Ему показалось, что он слышит мужской голос, бормочущий что-то неразборчивое. Он напряг слух. Последовала пауза, затем голос раздался снова. Фэйрфакс приподнялся на локте. Теперь к первому голосу присоединился второй. Двое мужчин о чем-то разговаривали на распевном местном диалекте со всеми этими «ежели» и «коли», негромко, неотчетливо, почти напевно – так гудят пчелы. Они стояли прямо у него под окном.

Он встал с дивана и некоторое время стоял, покачиваясь, пытаясь стряхнуть с себя остатки сна. Потом осторожно двинулся вперед и немедленно ударился коленом о край стола. Он чуть не выругался, но быстро захлопнул рот, потер ушибленное колено, затем вытянул руку и принялся ощупью продвигаться вдоль стены, пока не коснулся материи. Он погрузил в нее пальцы, точно слепой крот, нащупывая щель, раздвинул занавеси, провел ладонями по маленьким ромбикам холодного стекла, нащупал ручку, открыл окно и высунул голову.

Разговаривавшие уже ушли. В темноте, справа и чуть ниже окна, покачивались два фонаря. Судя по всему, окно выходило в переулок, тянувшийся вдоль стены дома в направлении церкви. За двумя фонарями виднелись другие, более тусклые огни: одни двигались, другие нет. Вдалеке залаяла собака. Потом прогремели колеса телеги.
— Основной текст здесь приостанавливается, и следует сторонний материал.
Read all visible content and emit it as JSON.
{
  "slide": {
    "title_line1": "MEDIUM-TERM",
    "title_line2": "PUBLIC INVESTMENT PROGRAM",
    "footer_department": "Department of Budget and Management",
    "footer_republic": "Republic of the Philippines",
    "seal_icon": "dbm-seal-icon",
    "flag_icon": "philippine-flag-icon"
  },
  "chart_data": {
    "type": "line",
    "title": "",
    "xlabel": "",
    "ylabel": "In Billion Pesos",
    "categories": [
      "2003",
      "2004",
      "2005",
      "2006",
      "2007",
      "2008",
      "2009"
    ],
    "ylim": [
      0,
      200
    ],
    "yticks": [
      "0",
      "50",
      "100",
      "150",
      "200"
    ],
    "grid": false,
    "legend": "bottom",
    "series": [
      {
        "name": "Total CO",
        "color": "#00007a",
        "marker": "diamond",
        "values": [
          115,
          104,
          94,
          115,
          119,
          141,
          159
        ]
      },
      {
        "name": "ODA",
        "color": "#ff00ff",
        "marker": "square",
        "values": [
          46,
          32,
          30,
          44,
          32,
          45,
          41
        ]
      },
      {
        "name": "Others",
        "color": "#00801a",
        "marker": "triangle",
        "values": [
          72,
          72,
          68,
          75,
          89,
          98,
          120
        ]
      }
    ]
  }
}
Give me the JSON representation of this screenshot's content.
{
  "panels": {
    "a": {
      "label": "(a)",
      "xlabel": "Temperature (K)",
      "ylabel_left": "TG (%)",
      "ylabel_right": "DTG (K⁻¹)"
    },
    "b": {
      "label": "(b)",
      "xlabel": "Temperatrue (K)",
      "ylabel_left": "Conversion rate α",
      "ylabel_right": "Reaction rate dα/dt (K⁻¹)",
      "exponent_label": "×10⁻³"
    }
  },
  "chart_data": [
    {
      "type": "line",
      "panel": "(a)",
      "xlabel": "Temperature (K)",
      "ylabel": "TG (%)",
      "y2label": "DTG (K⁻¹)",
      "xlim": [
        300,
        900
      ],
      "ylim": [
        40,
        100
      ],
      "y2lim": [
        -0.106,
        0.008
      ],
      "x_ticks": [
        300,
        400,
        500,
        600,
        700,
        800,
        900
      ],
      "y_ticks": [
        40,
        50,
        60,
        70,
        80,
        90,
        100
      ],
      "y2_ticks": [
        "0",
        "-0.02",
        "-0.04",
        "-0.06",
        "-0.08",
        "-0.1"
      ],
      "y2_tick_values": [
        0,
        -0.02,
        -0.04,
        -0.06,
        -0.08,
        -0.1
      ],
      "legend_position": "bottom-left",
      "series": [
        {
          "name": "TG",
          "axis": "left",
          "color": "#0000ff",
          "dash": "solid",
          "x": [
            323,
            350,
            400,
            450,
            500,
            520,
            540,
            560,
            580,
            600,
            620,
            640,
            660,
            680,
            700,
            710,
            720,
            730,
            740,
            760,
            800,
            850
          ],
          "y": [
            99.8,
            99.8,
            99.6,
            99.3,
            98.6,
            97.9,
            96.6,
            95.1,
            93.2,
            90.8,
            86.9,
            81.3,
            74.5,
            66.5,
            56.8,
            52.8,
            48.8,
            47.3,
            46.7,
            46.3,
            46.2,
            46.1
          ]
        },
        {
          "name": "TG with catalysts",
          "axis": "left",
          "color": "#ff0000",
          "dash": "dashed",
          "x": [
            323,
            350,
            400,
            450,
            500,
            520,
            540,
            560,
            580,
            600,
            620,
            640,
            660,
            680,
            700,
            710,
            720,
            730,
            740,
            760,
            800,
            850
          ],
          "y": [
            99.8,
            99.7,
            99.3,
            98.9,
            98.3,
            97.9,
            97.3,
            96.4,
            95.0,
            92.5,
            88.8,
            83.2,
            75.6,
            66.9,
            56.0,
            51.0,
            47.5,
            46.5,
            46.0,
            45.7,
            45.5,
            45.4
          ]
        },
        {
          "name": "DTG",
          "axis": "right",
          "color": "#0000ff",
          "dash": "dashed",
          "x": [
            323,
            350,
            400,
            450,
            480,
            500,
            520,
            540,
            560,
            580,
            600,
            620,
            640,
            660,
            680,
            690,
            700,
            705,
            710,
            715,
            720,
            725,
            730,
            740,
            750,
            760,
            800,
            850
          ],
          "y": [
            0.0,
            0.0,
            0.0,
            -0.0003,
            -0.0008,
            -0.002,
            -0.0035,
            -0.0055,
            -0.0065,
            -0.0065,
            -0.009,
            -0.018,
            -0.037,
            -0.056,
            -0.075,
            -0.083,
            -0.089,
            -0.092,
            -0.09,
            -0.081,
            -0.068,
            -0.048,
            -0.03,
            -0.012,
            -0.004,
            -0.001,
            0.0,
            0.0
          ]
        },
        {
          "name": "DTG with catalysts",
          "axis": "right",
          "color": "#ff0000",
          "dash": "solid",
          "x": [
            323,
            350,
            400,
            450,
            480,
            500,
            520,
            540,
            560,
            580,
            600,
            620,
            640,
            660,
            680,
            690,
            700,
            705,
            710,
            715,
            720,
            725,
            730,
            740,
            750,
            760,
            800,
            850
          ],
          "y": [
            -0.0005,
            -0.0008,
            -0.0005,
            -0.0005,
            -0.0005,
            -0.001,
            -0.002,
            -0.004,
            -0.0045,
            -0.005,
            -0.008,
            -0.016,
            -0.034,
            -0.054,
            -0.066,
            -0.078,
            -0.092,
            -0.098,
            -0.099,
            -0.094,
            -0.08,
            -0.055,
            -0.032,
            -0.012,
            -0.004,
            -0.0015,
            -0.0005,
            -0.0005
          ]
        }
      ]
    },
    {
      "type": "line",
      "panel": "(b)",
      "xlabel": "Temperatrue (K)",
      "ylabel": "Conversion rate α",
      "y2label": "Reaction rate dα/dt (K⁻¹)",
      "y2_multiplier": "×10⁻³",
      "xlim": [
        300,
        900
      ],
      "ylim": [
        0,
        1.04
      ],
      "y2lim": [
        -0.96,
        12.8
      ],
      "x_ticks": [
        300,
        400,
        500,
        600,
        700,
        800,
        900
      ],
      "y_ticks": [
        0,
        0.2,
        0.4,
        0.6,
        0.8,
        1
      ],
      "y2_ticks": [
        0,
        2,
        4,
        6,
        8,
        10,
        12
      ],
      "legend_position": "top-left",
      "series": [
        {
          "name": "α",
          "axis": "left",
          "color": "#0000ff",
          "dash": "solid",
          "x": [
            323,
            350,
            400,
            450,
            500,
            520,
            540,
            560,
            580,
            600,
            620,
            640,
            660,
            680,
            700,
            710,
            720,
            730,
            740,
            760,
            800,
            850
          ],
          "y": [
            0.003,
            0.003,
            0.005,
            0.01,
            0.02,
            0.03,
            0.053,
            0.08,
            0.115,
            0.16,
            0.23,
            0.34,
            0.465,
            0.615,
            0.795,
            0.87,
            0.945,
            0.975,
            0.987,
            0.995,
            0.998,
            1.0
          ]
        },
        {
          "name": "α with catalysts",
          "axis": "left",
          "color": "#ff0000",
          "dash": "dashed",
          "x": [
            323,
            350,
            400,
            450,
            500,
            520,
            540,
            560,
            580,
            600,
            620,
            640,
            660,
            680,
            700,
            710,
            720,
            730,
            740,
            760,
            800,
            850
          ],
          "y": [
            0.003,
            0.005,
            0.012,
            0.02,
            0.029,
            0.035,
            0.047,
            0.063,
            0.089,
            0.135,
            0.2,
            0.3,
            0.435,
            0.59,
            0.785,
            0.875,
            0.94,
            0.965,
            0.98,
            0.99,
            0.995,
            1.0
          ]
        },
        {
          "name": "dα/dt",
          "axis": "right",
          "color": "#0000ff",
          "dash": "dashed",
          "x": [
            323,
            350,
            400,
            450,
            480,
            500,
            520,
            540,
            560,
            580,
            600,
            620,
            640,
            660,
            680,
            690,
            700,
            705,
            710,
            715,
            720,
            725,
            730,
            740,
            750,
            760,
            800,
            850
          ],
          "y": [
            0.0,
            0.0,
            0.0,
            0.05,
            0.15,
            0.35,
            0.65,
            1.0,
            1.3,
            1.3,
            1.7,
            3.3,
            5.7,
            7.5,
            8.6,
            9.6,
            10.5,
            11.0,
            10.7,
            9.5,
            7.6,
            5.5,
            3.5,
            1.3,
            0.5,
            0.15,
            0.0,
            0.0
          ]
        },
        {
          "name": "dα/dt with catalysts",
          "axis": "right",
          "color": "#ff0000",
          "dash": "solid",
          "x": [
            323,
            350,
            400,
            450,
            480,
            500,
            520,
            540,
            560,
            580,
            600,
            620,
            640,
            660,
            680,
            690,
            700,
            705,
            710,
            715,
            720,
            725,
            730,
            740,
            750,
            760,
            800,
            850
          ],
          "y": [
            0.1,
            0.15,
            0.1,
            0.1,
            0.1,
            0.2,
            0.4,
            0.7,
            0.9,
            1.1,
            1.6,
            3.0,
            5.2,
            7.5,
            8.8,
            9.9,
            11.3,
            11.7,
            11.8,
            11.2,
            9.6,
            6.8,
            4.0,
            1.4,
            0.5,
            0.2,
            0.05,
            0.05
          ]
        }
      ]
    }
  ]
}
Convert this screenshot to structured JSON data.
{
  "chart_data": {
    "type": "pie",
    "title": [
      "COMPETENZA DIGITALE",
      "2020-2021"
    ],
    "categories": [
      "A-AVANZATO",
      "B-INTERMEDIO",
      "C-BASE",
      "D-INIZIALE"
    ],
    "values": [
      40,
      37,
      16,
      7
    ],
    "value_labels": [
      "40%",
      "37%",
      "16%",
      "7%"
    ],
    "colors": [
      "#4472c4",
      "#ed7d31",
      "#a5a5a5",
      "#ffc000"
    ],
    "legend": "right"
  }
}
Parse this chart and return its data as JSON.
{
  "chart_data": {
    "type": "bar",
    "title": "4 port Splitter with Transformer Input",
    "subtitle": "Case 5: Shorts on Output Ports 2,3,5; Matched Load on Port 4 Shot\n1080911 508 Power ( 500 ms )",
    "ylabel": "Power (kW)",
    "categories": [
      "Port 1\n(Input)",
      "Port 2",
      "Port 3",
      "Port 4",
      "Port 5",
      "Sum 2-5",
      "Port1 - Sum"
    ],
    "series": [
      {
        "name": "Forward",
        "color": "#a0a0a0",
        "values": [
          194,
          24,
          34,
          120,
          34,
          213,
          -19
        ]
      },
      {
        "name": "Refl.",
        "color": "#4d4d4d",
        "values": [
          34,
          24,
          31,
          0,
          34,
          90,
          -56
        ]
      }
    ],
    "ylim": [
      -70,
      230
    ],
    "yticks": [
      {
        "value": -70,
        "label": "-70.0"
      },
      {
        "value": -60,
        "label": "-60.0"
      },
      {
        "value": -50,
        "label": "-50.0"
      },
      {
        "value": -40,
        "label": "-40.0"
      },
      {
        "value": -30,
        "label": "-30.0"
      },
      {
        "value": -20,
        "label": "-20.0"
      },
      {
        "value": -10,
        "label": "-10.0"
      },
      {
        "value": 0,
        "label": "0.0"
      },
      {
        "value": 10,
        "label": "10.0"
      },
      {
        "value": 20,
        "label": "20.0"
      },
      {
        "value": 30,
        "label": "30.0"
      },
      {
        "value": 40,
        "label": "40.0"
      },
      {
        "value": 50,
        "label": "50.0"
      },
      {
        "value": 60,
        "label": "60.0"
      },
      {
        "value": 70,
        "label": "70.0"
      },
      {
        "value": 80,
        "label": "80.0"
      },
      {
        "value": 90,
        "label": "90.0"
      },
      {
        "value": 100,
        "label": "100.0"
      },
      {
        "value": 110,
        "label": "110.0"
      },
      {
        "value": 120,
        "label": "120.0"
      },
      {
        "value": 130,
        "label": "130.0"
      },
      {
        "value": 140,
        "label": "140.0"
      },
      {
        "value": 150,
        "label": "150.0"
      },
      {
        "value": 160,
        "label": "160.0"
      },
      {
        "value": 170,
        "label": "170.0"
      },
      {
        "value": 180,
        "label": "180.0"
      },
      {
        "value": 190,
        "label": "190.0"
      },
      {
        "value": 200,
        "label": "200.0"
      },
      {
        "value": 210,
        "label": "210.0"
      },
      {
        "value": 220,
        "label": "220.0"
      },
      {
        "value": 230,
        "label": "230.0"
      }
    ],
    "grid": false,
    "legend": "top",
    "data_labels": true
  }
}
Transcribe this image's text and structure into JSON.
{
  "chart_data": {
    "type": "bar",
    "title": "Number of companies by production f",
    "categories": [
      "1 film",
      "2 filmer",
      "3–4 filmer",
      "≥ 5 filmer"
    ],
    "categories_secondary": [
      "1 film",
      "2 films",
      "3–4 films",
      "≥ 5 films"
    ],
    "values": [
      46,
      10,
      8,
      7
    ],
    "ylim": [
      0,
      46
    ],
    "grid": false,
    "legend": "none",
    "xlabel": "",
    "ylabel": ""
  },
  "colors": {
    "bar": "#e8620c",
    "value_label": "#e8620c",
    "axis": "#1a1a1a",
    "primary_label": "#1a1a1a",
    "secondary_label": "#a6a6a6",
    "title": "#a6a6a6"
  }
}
Над головой у него заскрипели половицы. Он закрыл окно и все так же ощупью двинулся по комнате к двери. Распахнул он ее ровно в тот миг, когда на нижней ступеньке лестницы показалась Агнес. В руке она держала свечу. Волосы ее были намотаны на папильотки. Поверх ночной сорочки было накинуто уличное пальто – при виде священника она немедленно запахнула его поплотнее.

2

Бытие, 1: 2.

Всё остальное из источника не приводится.